The teardown  – as usual – is entertaining reading  in true iFixit sardonic style with the warning “This teardown is not a repair guide”.

Apple’s publicity machine has been busy telling us what it can do with its Apple A8 processor, 4″ upward-firing woofer, Beamforming seven-tweeter array, Beamforming six-microphone array, a low-frequency microphone for real-time woofer calibration, Top-mounted touch interface, Wi-Fi AC with MIMO and Bluetooth 5.0.

What it does not tell us is how many watts RMS, Total Harmonic Distortion, frequency response, dB rating etc. iFixit gains an insight into some of those issues.

Perhaps most surprising is that the special woven seamless acoustic mesh is more for show. Yes, it looks good and is acoustically transparent but the seven tweeters are down-firing at the base, and the woofer is up-firing at the top! Frankly, it could have been wrapped it in cling wrap – it would not have made any audiophilic difference.

iFixit identified seven discrete amplifier chips from Analog devices SSM35158 for the tweeters. Not unsurprisingly this code number is not listed – it appears to be a special build for Apple. The catalogue lists SSM3515 as a Class-D amplifier that provides 8.4W RMS at 8-OHM, 107 dB A-weighted with a 1% THD. This is a pretty respectable amplifier especially when you have seven of them.

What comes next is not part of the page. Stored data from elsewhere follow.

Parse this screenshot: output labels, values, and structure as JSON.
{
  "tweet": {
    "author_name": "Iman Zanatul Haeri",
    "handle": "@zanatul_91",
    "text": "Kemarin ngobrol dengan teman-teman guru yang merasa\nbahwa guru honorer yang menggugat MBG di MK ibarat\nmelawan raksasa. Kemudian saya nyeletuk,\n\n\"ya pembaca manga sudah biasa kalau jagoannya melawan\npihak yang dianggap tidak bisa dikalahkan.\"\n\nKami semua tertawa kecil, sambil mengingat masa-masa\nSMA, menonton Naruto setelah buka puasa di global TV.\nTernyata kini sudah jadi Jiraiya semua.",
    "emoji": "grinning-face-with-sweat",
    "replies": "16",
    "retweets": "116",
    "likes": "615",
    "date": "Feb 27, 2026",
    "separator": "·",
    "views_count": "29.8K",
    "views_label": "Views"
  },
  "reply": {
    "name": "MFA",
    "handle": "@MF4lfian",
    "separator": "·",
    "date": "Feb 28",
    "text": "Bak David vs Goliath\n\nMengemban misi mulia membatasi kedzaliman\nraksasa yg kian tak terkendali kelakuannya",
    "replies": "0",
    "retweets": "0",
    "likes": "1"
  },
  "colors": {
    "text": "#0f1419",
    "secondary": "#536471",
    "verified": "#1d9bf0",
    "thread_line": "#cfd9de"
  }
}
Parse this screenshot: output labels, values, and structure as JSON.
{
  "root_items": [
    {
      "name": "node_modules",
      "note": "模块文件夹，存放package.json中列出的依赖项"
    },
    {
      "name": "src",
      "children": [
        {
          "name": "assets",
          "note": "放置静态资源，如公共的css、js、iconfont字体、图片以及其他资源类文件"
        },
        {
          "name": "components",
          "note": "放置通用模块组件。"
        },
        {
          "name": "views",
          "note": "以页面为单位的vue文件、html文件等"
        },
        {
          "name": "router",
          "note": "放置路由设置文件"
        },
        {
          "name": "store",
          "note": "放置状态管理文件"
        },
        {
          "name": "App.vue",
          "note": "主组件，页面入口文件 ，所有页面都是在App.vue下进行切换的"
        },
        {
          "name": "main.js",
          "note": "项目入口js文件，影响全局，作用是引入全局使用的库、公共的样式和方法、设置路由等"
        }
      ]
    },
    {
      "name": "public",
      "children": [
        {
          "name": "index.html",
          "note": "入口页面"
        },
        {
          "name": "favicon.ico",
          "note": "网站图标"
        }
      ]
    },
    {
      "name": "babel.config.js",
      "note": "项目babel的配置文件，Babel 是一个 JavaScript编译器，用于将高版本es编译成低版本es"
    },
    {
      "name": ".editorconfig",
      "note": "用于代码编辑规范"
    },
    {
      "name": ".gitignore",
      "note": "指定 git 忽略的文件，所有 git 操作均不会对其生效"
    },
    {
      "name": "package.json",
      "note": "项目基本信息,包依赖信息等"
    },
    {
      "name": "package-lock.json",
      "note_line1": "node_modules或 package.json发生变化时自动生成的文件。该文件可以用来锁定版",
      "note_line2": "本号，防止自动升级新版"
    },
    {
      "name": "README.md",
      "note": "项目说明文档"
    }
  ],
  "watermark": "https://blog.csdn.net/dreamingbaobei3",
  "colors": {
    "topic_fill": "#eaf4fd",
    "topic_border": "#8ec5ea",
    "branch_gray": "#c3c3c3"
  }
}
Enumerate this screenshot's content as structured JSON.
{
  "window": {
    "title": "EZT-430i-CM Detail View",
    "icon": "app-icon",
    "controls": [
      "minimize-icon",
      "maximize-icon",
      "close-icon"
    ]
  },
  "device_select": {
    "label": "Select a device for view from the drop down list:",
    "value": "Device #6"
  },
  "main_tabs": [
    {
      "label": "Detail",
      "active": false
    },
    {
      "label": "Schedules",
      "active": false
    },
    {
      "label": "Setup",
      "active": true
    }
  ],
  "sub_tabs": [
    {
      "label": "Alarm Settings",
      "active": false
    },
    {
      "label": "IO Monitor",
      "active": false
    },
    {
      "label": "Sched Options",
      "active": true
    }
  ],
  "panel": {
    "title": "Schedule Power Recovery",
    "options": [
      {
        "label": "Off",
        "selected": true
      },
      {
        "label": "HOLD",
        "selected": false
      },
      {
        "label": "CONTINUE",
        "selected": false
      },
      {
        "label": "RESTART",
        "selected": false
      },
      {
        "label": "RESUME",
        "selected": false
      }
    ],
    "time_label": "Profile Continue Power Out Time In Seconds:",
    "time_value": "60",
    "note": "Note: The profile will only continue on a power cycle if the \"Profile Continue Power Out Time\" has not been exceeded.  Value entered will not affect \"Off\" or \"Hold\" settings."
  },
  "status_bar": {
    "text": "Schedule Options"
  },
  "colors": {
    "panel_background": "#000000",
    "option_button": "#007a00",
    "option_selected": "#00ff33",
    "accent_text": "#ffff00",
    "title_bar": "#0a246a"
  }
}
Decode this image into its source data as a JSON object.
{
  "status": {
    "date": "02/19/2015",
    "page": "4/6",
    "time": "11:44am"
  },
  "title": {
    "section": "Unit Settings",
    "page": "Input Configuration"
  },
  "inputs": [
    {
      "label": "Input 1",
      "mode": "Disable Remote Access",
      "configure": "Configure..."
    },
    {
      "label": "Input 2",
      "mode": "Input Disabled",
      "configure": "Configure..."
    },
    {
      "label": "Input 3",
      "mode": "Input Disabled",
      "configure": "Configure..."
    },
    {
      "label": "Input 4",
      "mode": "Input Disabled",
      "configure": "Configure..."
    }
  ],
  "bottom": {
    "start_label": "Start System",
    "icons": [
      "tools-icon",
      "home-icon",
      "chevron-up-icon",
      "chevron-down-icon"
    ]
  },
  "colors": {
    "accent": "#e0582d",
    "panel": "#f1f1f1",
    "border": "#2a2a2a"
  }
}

The woofer is powered by an International Rectifier PowlRaudio 98-0431 audio amplifier. Again this is not listed but could be a version of the IR4311 that provides 35W @4-OHM.

The intelligence comes from the A8 APL1011 SoC as used in the Apple iPhone 6 with 1GB RAM and 16GB NAND flash. The majority of the RAM/storage would be used to store and execute the presumably iOS based operating system – not for music storage.

This would give the speaker around 100W RMS at 1%THD – pretty good for a small enclosure.